Они шагали легко и упруго, ритмично покачиваясь на мягких каучуковых подошвах. Их голоса заглушили уличный шум. А легкие белые костюмы, казалось, вобрали все сиянье июльского утра.
Пантелимон Таку глядел им вслед унылым, потухшим взглядом.
Глаза Григоре Панцыру светились радостью.
И, к вящему его удовольствию, в этот самый момент перед окнами, резко затормозив на полном ходу всеми четырьмя колесами, остановился автомобиль Октава Диамандеску, — для всего города — Тави, для синьора Альберто — вермут-сифон.
Улыбаясь своим мыслям, Тави заглушил мотор. Оперся рукою о руль и, перекинув ноги через дверцу, соскочил прямо на тротуар. И опять улыбнулся, на этот раз радуясь удачному прыжку.
Потом он улыбнулся солнцу, автомобилю с помятыми крыльями, масляному пятну на рукаве куртки из пепельного фреско, улыбнулся новехоньким перчаткам, лопнувшим по шву. Словно подав щедрую милостыню, поприветствовал столик, где сидел Пантелимон Таку, и широко распахнул руки навстречу Григоре Панцыру.

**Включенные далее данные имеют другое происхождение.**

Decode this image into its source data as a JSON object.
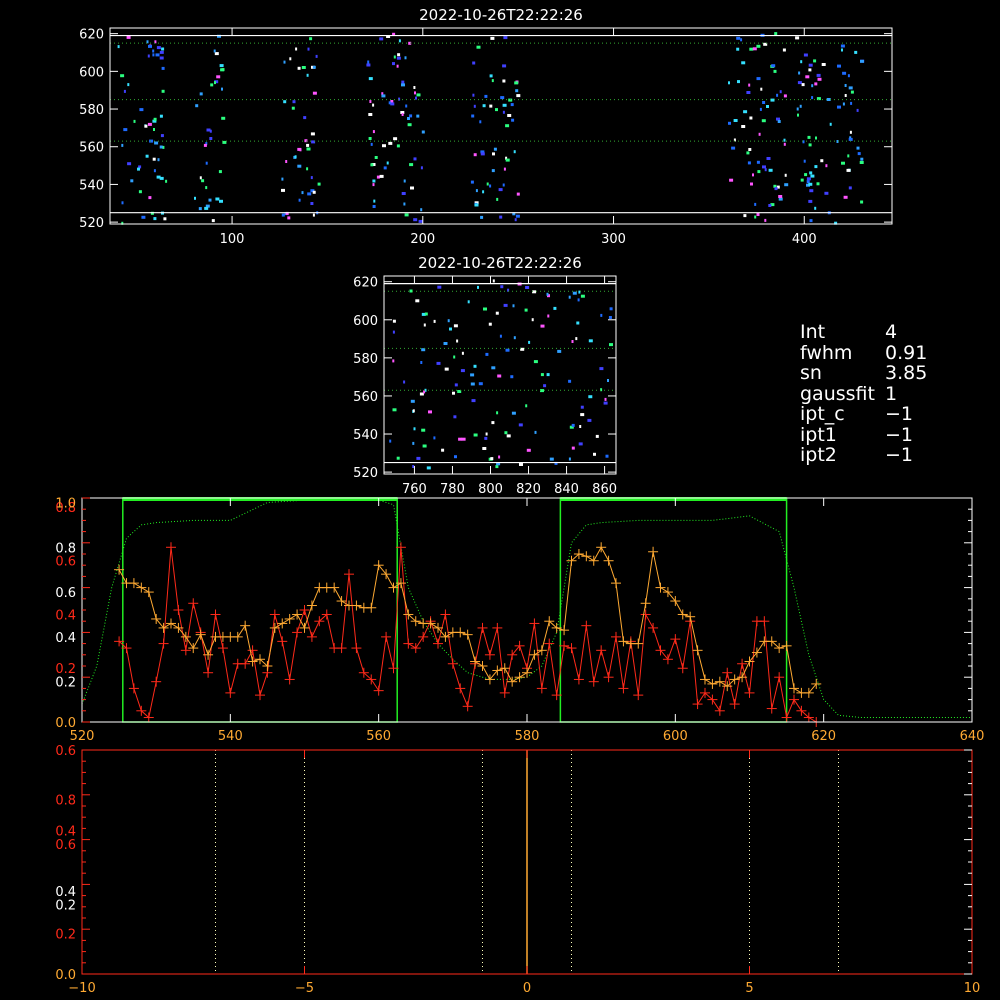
{
  "colors": {
    "background": "#000000",
    "axis": "#ffffff",
    "red": "#ff2a1a",
    "orange": "#ffaa33",
    "green": "#22ee22",
    "dotted": "#33aa33",
    "pale": "#ffffbb"
  },
  "info": [
    {
      "key": "Int",
      "value": "4"
    },
    {
      "key": "fwhm",
      "value": "0.91"
    },
    {
      "key": "sn",
      "value": "3.85"
    },
    {
      "key": "gaussfit",
      "value": "1"
    },
    {
      "key": "ipt_c",
      "value": "−1"
    },
    {
      "key": "ipt1",
      "value": "−1"
    },
    {
      "key": "ipt2",
      "value": "−1"
    }
  ],
  "chart_data": [
    {
      "type": "heatmap",
      "title": "2022-10-26T22:22:26",
      "xlim": [
        36,
        446
      ],
      "ylim": [
        519,
        623
      ],
      "xticks": [
        "100",
        "200",
        "300",
        "400"
      ],
      "xtick_values": [
        100,
        200,
        300,
        400
      ],
      "yticks": [
        "520",
        "540",
        "560",
        "580",
        "600",
        "620"
      ],
      "ytick_values": [
        520,
        540,
        560,
        580,
        600,
        620
      ],
      "white_lines": [
        525,
        619
      ],
      "dotted_lines": [
        563,
        585,
        615
      ],
      "pixel_columns": [
        [
          40,
          65
        ],
        [
          80,
          95
        ],
        [
          125,
          145
        ],
        [
          170,
          200
        ],
        [
          225,
          250
        ],
        [
          360,
          390
        ],
        [
          395,
          430
        ]
      ]
    },
    {
      "type": "heatmap",
      "title": "2022-10-26T22:22:26",
      "xlim": [
        744,
        866
      ],
      "ylim": [
        519,
        623
      ],
      "xticks": [
        "760",
        "780",
        "800",
        "820",
        "840",
        "860"
      ],
      "xtick_values": [
        760,
        780,
        800,
        820,
        840,
        860
      ],
      "yticks": [
        "520",
        "540",
        "560",
        "580",
        "600",
        "620"
      ],
      "ytick_values": [
        520,
        540,
        560,
        580,
        600,
        620
      ],
      "white_lines": [
        525,
        619
      ],
      "dotted_lines": [
        563,
        585,
        615
      ],
      "pixel_columns": [
        [
          746,
          864
        ]
      ]
    },
    {
      "type": "line",
      "xlim": [
        520,
        640
      ],
      "ylim": [
        0,
        1
      ],
      "xticks": [
        "520",
        "540",
        "560",
        "580",
        "600",
        "620",
        "640"
      ],
      "xtick_values": [
        520,
        540,
        560,
        580,
        600,
        620,
        640
      ],
      "left_ticks": [
        {
          "v": 0.0,
          "t": "0.0",
          "c": "#ffaa33"
        },
        {
          "v": 0.18,
          "t": "0.2",
          "c": "#ffffff"
        },
        {
          "v": 0.24,
          "t": "0.2",
          "c": "#ff2a1a"
        },
        {
          "v": 0.38,
          "t": "0.4",
          "c": "#ffffff"
        },
        {
          "v": 0.48,
          "t": "0.4",
          "c": "#ff2a1a"
        },
        {
          "v": 0.58,
          "t": "0.6",
          "c": "#ffffff"
        },
        {
          "v": 0.72,
          "t": "0.6",
          "c": "#ff2a1a"
        },
        {
          "v": 0.78,
          "t": "0.8",
          "c": "#ffffff"
        },
        {
          "v": 0.96,
          "t": "0.8",
          "c": "#ff2a1a"
        },
        {
          "v": 0.98,
          "t": "1.0",
          "c": "#ffaa33"
        }
      ],
      "green_boxes": [
        [
          525.5,
          562.5
        ],
        [
          584.5,
          615
        ]
      ],
      "series": [
        {
          "color": "#22ee22",
          "style": "dotted",
          "x": [
            520,
            522,
            524,
            526,
            528,
            530,
            535,
            540,
            545,
            550,
            555,
            560,
            562,
            564,
            566,
            568,
            570,
            572,
            575,
            578,
            580,
            582,
            584,
            586,
            588,
            590,
            595,
            600,
            605,
            610,
            614,
            616,
            618,
            620,
            622,
            625,
            630,
            635,
            640
          ],
          "y": [
            0.08,
            0.25,
            0.6,
            0.82,
            0.88,
            0.89,
            0.9,
            0.9,
            0.98,
            0.99,
            0.99,
            0.99,
            0.97,
            0.6,
            0.45,
            0.35,
            0.28,
            0.22,
            0.19,
            0.19,
            0.2,
            0.25,
            0.4,
            0.8,
            0.88,
            0.89,
            0.9,
            0.9,
            0.9,
            0.92,
            0.85,
            0.6,
            0.3,
            0.1,
            0.03,
            0.02,
            0.02,
            0.02,
            0.02
          ]
        },
        {
          "color": "#ff2a1a",
          "style": "solid",
          "x": [
            525,
            526,
            527,
            528,
            529,
            530,
            531,
            532,
            533,
            534,
            535,
            536,
            537,
            538,
            539,
            540,
            541,
            542,
            543,
            544,
            545,
            546,
            547,
            548,
            549,
            550,
            551,
            552,
            553,
            554,
            555,
            556,
            557,
            558,
            559,
            560,
            561,
            562,
            563,
            564,
            565,
            566,
            567,
            568,
            569,
            570,
            571,
            572,
            573,
            574,
            575,
            576,
            577,
            578,
            579,
            580,
            581,
            582,
            583,
            584,
            585,
            586,
            587,
            588,
            589,
            590,
            591,
            592,
            593,
            594,
            595,
            596,
            597,
            598,
            599,
            600,
            601,
            602,
            603,
            604,
            605,
            606,
            607,
            608,
            609,
            610,
            611,
            612,
            613,
            614,
            615,
            616,
            617,
            618,
            619
          ],
          "y": [
            0.36,
            0.33,
            0.15,
            0.05,
            0.02,
            0.18,
            0.35,
            0.78,
            0.5,
            0.32,
            0.53,
            0.4,
            0.22,
            0.48,
            0.33,
            0.13,
            0.26,
            0.26,
            0.32,
            0.12,
            0.22,
            0.48,
            0.36,
            0.19,
            0.4,
            0.5,
            0.38,
            0.45,
            0.48,
            0.33,
            0.33,
            0.66,
            0.33,
            0.22,
            0.19,
            0.14,
            0.38,
            0.24,
            0.78,
            0.35,
            0.33,
            0.38,
            0.45,
            0.35,
            0.48,
            0.26,
            0.15,
            0.07,
            0.26,
            0.42,
            0.3,
            0.42,
            0.13,
            0.3,
            0.34,
            0.24,
            0.44,
            0.15,
            0.35,
            0.12,
            0.34,
            0.33,
            0.19,
            0.43,
            0.18,
            0.32,
            0.2,
            0.38,
            0.15,
            0.36,
            0.12,
            0.48,
            0.42,
            0.32,
            0.28,
            0.37,
            0.24,
            0.45,
            0.08,
            0.13,
            0.1,
            0.05,
            0.22,
            0.08,
            0.26,
            0.13,
            0.45,
            0.45,
            0.06,
            0.2,
            0.02,
            0.1,
            0.05,
            0.02,
            0.0
          ]
        },
        {
          "color": "#ffaa33",
          "style": "solid",
          "x": [
            525,
            526,
            527,
            528,
            529,
            530,
            531,
            532,
            533,
            534,
            535,
            536,
            537,
            538,
            539,
            540,
            541,
            542,
            543,
            544,
            545,
            546,
            547,
            548,
            549,
            550,
            551,
            552,
            553,
            554,
            555,
            556,
            557,
            558,
            559,
            560,
            561,
            562,
            563,
            564,
            565,
            566,
            567,
            568,
            569,
            570,
            571,
            572,
            573,
            574,
            575,
            576,
            577,
            578,
            579,
            580,
            581,
            582,
            583,
            584,
            585,
            586,
            587,
            588,
            589,
            590,
            591,
            592,
            593,
            594,
            595,
            596,
            597,
            598,
            599,
            600,
            601,
            602,
            603,
            604,
            605,
            606,
            607,
            608,
            609,
            610,
            611,
            612,
            613,
            614,
            615,
            616,
            617,
            618,
            619
          ],
          "y": [
            0.68,
            0.62,
            0.62,
            0.6,
            0.58,
            0.46,
            0.42,
            0.44,
            0.42,
            0.38,
            0.33,
            0.39,
            0.3,
            0.38,
            0.38,
            0.38,
            0.38,
            0.43,
            0.27,
            0.28,
            0.25,
            0.42,
            0.44,
            0.46,
            0.48,
            0.42,
            0.52,
            0.6,
            0.6,
            0.6,
            0.54,
            0.52,
            0.52,
            0.51,
            0.51,
            0.7,
            0.66,
            0.6,
            0.62,
            0.48,
            0.45,
            0.44,
            0.44,
            0.42,
            0.38,
            0.4,
            0.4,
            0.39,
            0.27,
            0.25,
            0.19,
            0.23,
            0.24,
            0.18,
            0.2,
            0.22,
            0.3,
            0.32,
            0.45,
            0.42,
            0.41,
            0.72,
            0.75,
            0.74,
            0.72,
            0.78,
            0.72,
            0.62,
            0.36,
            0.35,
            0.35,
            0.53,
            0.76,
            0.6,
            0.58,
            0.54,
            0.48,
            0.47,
            0.32,
            0.19,
            0.17,
            0.18,
            0.16,
            0.19,
            0.2,
            0.27,
            0.31,
            0.36,
            0.36,
            0.33,
            0.34,
            0.15,
            0.13,
            0.13,
            0.17
          ]
        }
      ],
      "crosshatch": {
        "note": "plus markers on red and orange series"
      }
    },
    {
      "type": "line",
      "xlim": [
        -10,
        10
      ],
      "ylim": [
        0,
        1
      ],
      "xticks": [
        "−10",
        "−5",
        "0",
        "5",
        "10"
      ],
      "xtick_values": [
        -10,
        -5,
        0,
        5,
        10
      ],
      "left_ticks": [
        {
          "v": 0.0,
          "t": "0.0",
          "c": "#ffaa33"
        },
        {
          "v": 0.18,
          "t": "0.2",
          "c": "#ff2a1a"
        },
        {
          "v": 0.31,
          "t": "0.2",
          "c": "#ffffff"
        },
        {
          "v": 0.37,
          "t": "0.4",
          "c": "#ffffff"
        },
        {
          "v": 0.58,
          "t": "0.6",
          "c": "#ff2a1a"
        },
        {
          "v": 0.64,
          "t": "0.4",
          "c": "#ff2a1a"
        },
        {
          "v": 0.78,
          "t": "0.8",
          "c": "#ff2a1a"
        },
        {
          "v": 1.0,
          "t": "0.6",
          "c": "#ff2a1a"
        }
      ],
      "vlines_pale": [
        -7,
        -5,
        -1,
        1,
        5,
        7
      ],
      "vline_orange": 0
    }
  ]
}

— А! Как хорошо, что я застал тебя, господин Григоре. Теперь ты мой пленник. В шесть, как посвежеет, я забираю тебя, и мы отправляемся за город. Едут Пику, Ионел, Мынтулеску, Гуцэ, — вся банда. Идет?
— Идет!
— Может, я прихвачу и попугайчика из «Сантьяго». Не возражаешь? Попугайчик женского пола, поет, говорит и пляшет, — человек да и только, — может быть, даже думает. Во всяком случае, высказывает мнения.
— Прихватывай и попугайчика. Я не против. Мне-то что, при моем возрасте…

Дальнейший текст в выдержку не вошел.